The Data X-ray is a software tool that ingests hundreds of thousands of words in an instant, redacting them with high levels of accuracy. Having won the Safety Accelerator challenge, Ohalo used it to tackle HSE’s massive data redaction task – anonymising its 600,000 RIDDOR reports, which would take three people over ten years to redact manually. Ohalo’s Data X-Ray reduced that to one machine day. The result was 4,500x less time and 49x less cost.
Kyle Dupont, Ohalo’s CEO, explains why automating anonymisation holds such potential for our ability to learn from things that have happened: “Unfortunately, most safety records contain sensitive and personal data, making sharing it problematic. But the amount of data gathered is growing exponentially, and manually redacting hundreds of thousands of safety documents is just not feasible.”
Ohalo set up a Data X-Ray server in HSE’s environment to analyse the RIDDOR reports. The server ingested the data to identify sensitive personal data, and redacted it. HSE data scientists worked with Ohalo to identify any sensitive information that had not been redacted.
When the HSE team spotted any errors such as false positives, the Data X- Ray enabled them to update the models with example training information for a better result next time.
To generate insight that leads to better safety, we need to work from large datasets from as many organisations as possible. Our work with Ohalo is providing innovative, effective, automated techniques for desensitising and anonymising health and safety information. This will vastly increase the amount of information that can be shared and learned from, preventing harm and saving lives.

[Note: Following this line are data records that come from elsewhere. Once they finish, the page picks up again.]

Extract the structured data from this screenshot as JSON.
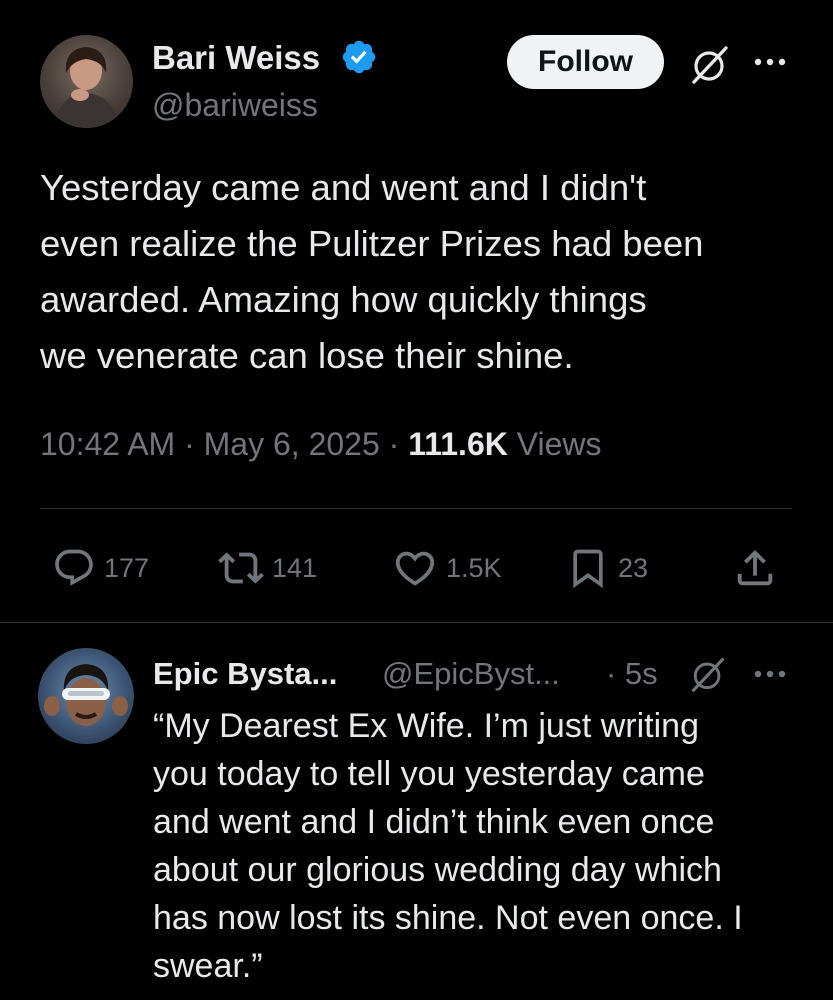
{
  "main_tweet": {
    "author": {
      "display_name": "Bari Weiss",
      "handle": "@bariweiss",
      "verified": true
    },
    "follow_label": "Follow",
    "text_lines": [
      "Yesterday came and went and I didn't",
      "even realize the Pulitzer Prizes had been",
      "awarded. Amazing how quickly things",
      "we venerate can lose their shine."
    ],
    "time": "10:42 AM",
    "date": "May 6, 2025",
    "separator": "·",
    "views_count": "111.6K",
    "views_label": "Views",
    "actions": {
      "replies": "177",
      "retweets": "141",
      "likes": "1.5K",
      "bookmarks": "23"
    }
  },
  "reply_tweet": {
    "author": {
      "display_name": "Epic Bysta...",
      "handle": "@EpicByst...",
      "time": "· 5s"
    },
    "text_lines": [
      "“My Dearest Ex Wife. I’m just writing",
      "you today to tell you yesterday came",
      "and went and I didn’t think even once",
      "about our glorious wedding day which",
      "has now lost its shine. Not even once. I",
      "swear.”"
    ]
  },
  "colors": {
    "background": "#000000",
    "text_primary": "#e7e9ea",
    "text_secondary": "#71767b",
    "verified_blue": "#1d9bf0",
    "divider": "#2f3336",
    "follow_bg": "#eff3f4"
  },
  "icons": [
    "verified-badge-icon",
    "grok-icon",
    "more-icon",
    "reply-icon",
    "retweet-icon",
    "like-icon",
    "bookmark-icon",
    "share-icon"
  ]
}
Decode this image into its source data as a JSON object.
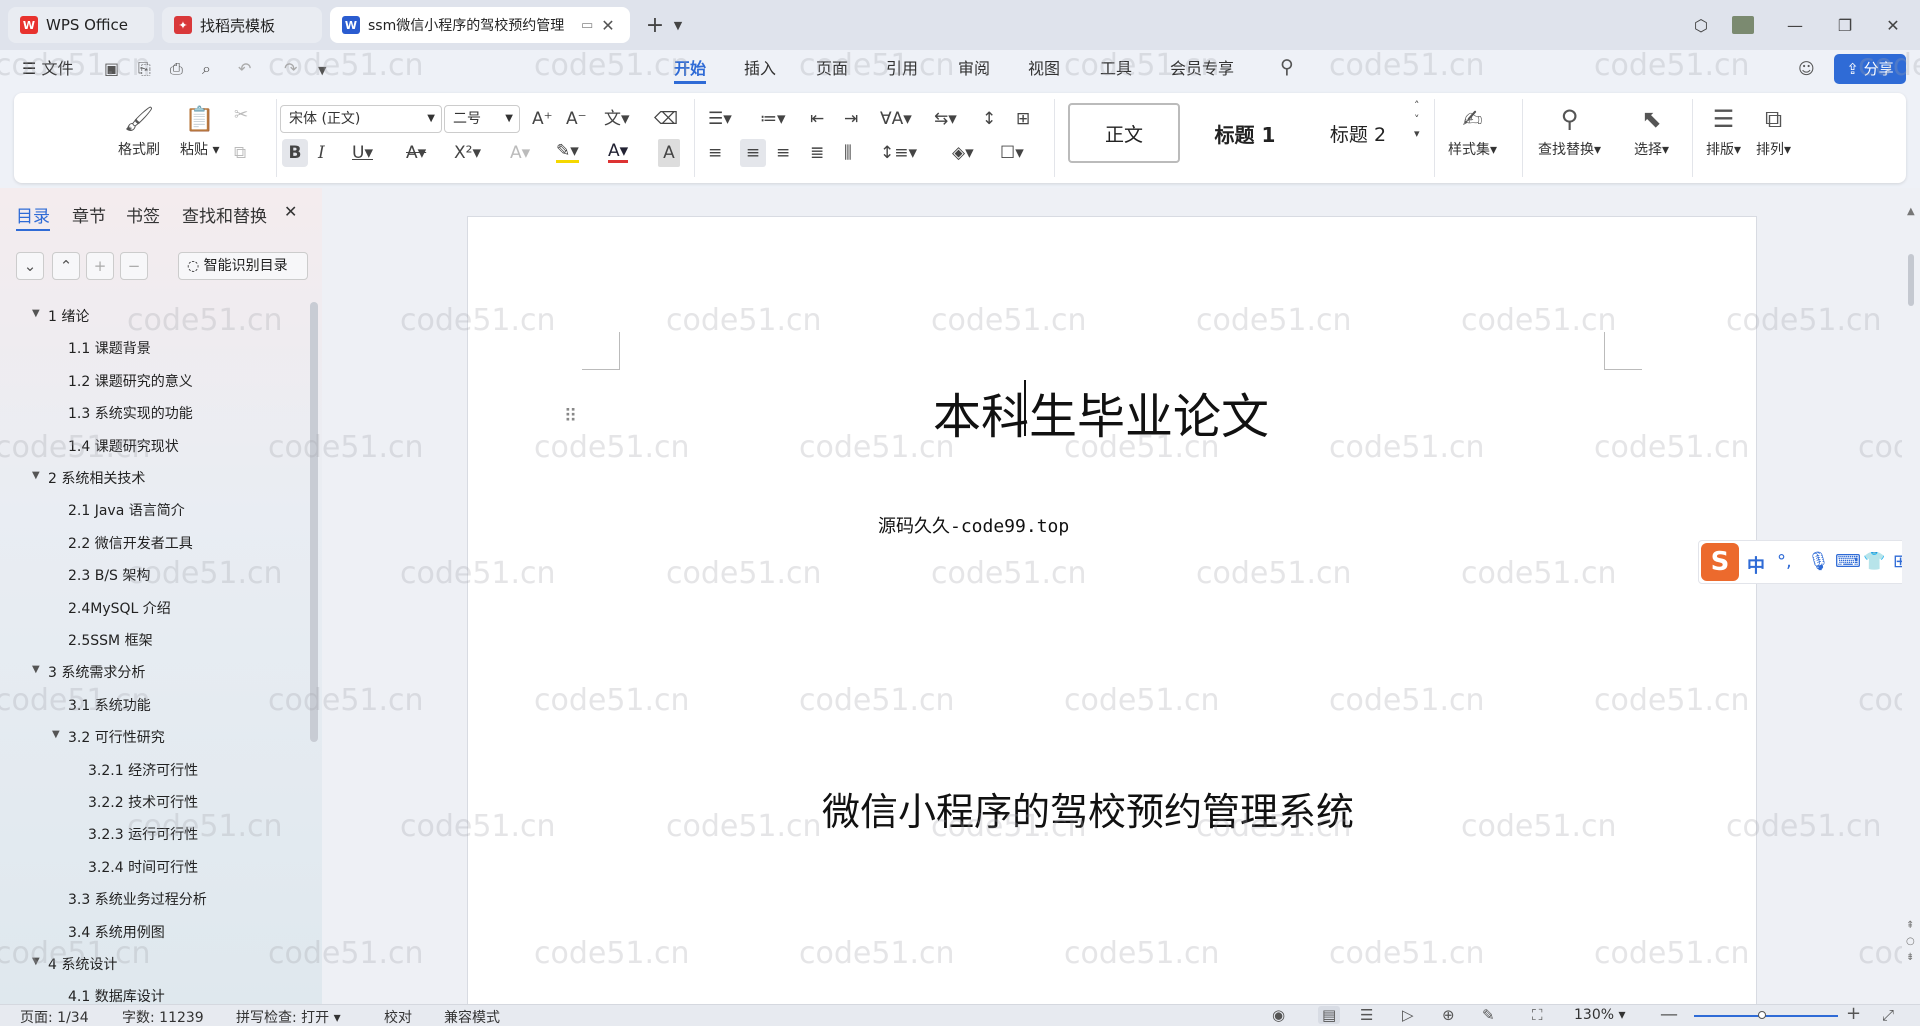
{
  "tabs": [
    {
      "label": "WPS Office",
      "icon": "wps-logo-icon"
    },
    {
      "label": "找稻壳模板",
      "icon": "docer-icon"
    },
    {
      "label": "ssm微信小程序的驾校预约管理",
      "icon": "word-doc-icon"
    }
  ],
  "menu": {
    "file": "文件",
    "items": [
      "开始",
      "插入",
      "页面",
      "引用",
      "审阅",
      "视图",
      "工具",
      "会员专享"
    ],
    "selected": "开始",
    "share": "分享"
  },
  "ribbon": {
    "format_painter": "格式刷",
    "paste": "粘贴",
    "font_name": "宋体 (正文)",
    "font_size": "二号",
    "styles": [
      "正文",
      "标题 1",
      "标题 2"
    ],
    "style_set": "样式集",
    "find_replace": "查找替换",
    "select": "选择",
    "layout": "排版",
    "arrange": "排列"
  },
  "nav": {
    "tabs": [
      "目录",
      "章节",
      "书签",
      "查找和替换"
    ],
    "smart_toc": "智能识别目录",
    "toc": [
      {
        "level": 1,
        "label": "1  绪论",
        "expanded": true
      },
      {
        "level": 2,
        "label": "1.1 课题背景"
      },
      {
        "level": 2,
        "label": "1.2 课题研究的意义"
      },
      {
        "level": 2,
        "label": "1.3  系统实现的功能"
      },
      {
        "level": 2,
        "label": "1.4 课题研究现状"
      },
      {
        "level": 1,
        "label": "2 系统相关技术",
        "expanded": true
      },
      {
        "level": 2,
        "label": "2.1 Java 语言简介"
      },
      {
        "level": 2,
        "label": "2.2 微信开发者工具"
      },
      {
        "level": 2,
        "label": "2.3 B/S 架构"
      },
      {
        "level": 2,
        "label": "2.4MySQL  介绍"
      },
      {
        "level": 2,
        "label": "2.5SSM 框架"
      },
      {
        "level": 1,
        "label": "3 系统需求分析",
        "expanded": true
      },
      {
        "level": 2,
        "label": "3.1 系统功能"
      },
      {
        "level": 2,
        "label": "3.2 可行性研究",
        "expanded": true
      },
      {
        "level": 3,
        "label": "3.2.1  经济可行性"
      },
      {
        "level": 3,
        "label": "3.2.2  技术可行性"
      },
      {
        "level": 3,
        "label": "3.2.3  运行可行性"
      },
      {
        "level": 3,
        "label": "3.2.4  时间可行性"
      },
      {
        "level": 2,
        "label": "3.3 系统业务过程分析"
      },
      {
        "level": 2,
        "label": "3.4 系统用例图"
      },
      {
        "level": 1,
        "label": "4 系统设计",
        "expanded": true
      },
      {
        "level": 2,
        "label": "4.1 数据库设计"
      }
    ]
  },
  "document": {
    "title": "本科生毕业论文",
    "source": "源码久久-code99.top",
    "subtitle": "微信小程序的驾校预约管理系统"
  },
  "watermark": "code51.cn",
  "ime": {
    "mode": "中"
  },
  "status": {
    "page": "页面: 1/34",
    "words": "字数: 11239",
    "spell": "拼写检查: 打开",
    "proof": "校对",
    "compat": "兼容模式",
    "zoom": "130%"
  }
}
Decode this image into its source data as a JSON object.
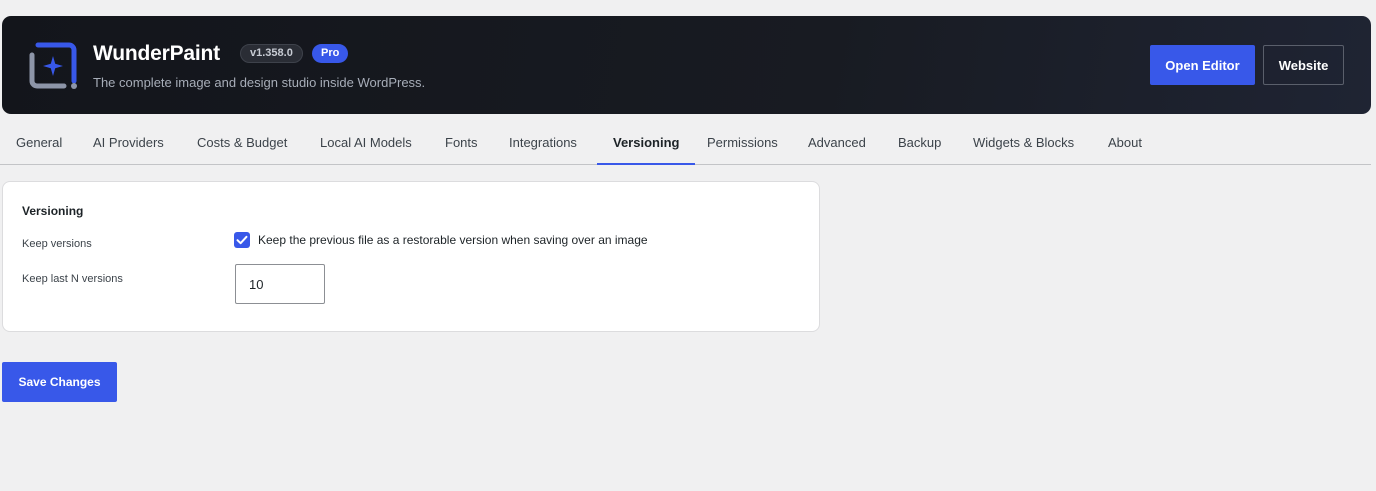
{
  "header": {
    "app_name": "WunderPaint",
    "version": "v1.358.0",
    "plan_badge": "Pro",
    "subtitle": "The complete image and design studio inside WordPress.",
    "logo_icon": "sparkle-frame-icon",
    "open_editor_label": "Open Editor",
    "website_label": "Website"
  },
  "tabs": [
    {
      "label": "General",
      "active": false
    },
    {
      "label": "AI Providers",
      "active": false
    },
    {
      "label": "Costs & Budget",
      "active": false
    },
    {
      "label": "Local AI Models",
      "active": false
    },
    {
      "label": "Fonts",
      "active": false
    },
    {
      "label": "Integrations",
      "active": false
    },
    {
      "label": "Versioning",
      "active": true
    },
    {
      "label": "Permissions",
      "active": false
    },
    {
      "label": "Advanced",
      "active": false
    },
    {
      "label": "Backup",
      "active": false
    },
    {
      "label": "Widgets & Blocks",
      "active": false
    },
    {
      "label": "About",
      "active": false
    }
  ],
  "versioning": {
    "section_title": "Versioning",
    "keep_versions_label": "Keep versions",
    "keep_versions_checked": true,
    "keep_versions_description": "Keep the previous file as a restorable version when saving over an image",
    "keep_last_label": "Keep last N versions",
    "keep_last_value": "10"
  },
  "footer": {
    "save_label": "Save Changes"
  },
  "colors": {
    "accent": "#3858e9",
    "header_bg": "#181b22",
    "page_bg": "#f0f0f1"
  }
}
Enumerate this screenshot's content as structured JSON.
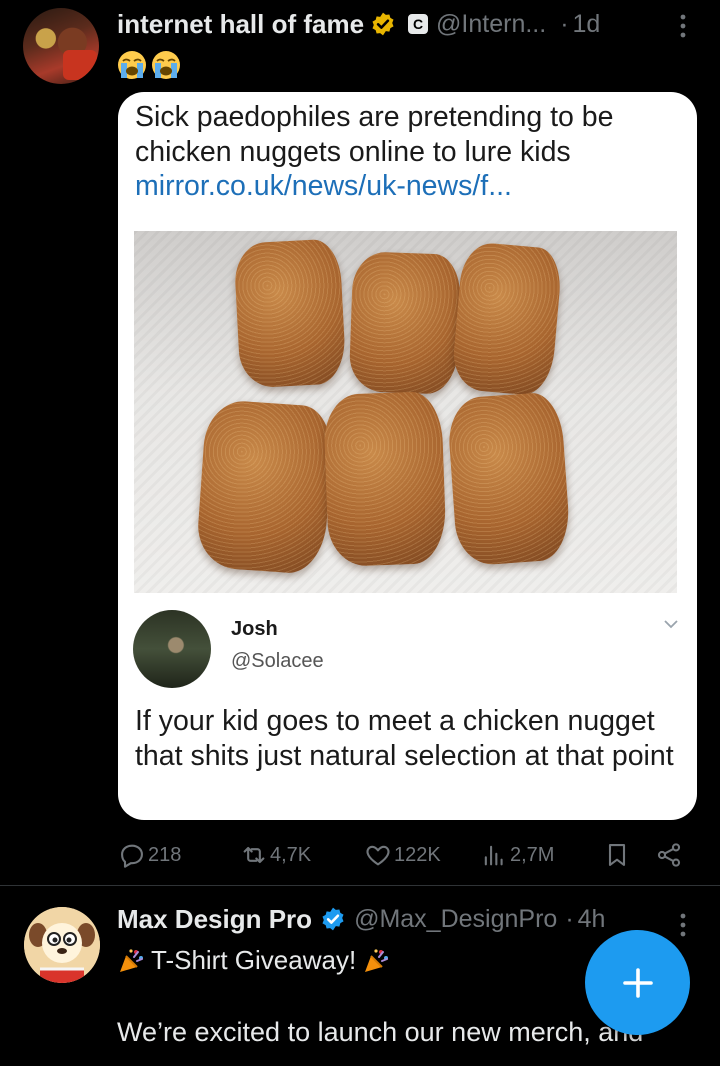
{
  "tweet1": {
    "author_name": "internet hall of fame",
    "badge_letter": "C",
    "handle": "@Intern...",
    "separator": "·",
    "time": "1d",
    "emoji_text": "😭😭",
    "card": {
      "headline": "Sick paedophiles are pretending to be chicken nuggets online to lure kids",
      "link": "mirror.co.uk/news/uk-news/f...",
      "quoted_name": "Josh",
      "quoted_handle": "@Solacee",
      "quoted_text": "If your kid goes to meet a chicken nugget that shits just natural selection at that point"
    },
    "actions": {
      "replies": "218",
      "reposts": "4,7K",
      "likes": "122K",
      "views": "2,7M"
    }
  },
  "tweet2": {
    "author_name": "Max Design Pro",
    "handle": "@Max_DesignPro",
    "separator": "·",
    "time": "4h",
    "line1": "T-Shirt Giveaway!",
    "body": "We’re excited to launch our new merch, and"
  },
  "colors": {
    "background": "#000000",
    "text_primary": "#e7e9ea",
    "text_secondary": "#71767b",
    "accent": "#1d9bf0",
    "gold_badge": "#e8b500",
    "link_blue": "#1d6fb8"
  },
  "icons": {
    "reply": "reply-icon",
    "repost": "repost-icon",
    "like": "heart-icon",
    "views": "views-icon",
    "bookmark": "bookmark-icon",
    "share": "share-icon",
    "compose": "plus-icon"
  }
}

Building on the success with the HSE, Ohalo has now deployed the same safety data anonymisation use case with their partnership with the Wood Group. The engineering firm was collating hundreds of thousands of safety data records from seven construction firms. Wood used Ohalo’s Data X-ray to redact the records automatically, so they could be securely shared and used to learn lessons from. Ohalo have since worked with other companies including Costain to anonymise their safety data.
“We were first introduced to the HSE when we won the Lloyd’s Register Safety Accelerator challenge sponsored by Plug and Play out of Silicon Valley to redact HSE’s RIDDOR documents in 2019,” says Kyle. “Our relationship has flourished since then, and we’re now combining our technical capability with HSE’s health and safety expertise to develop anonymisation tools that will open up a world of data for governments and industry partners to use.”
“Our growing relationship with HSE is allowing us to improve the tool’s accuracy and ability to instantly redact safety documents.”
The use of Ohalo’s tools is key to the mission of Discovering Safety, to bring the power of data engineering to bear on the vast and growing body of safety information. It’s key to our ability to identify accident trends, save lives, and send workers home safely to their families every day.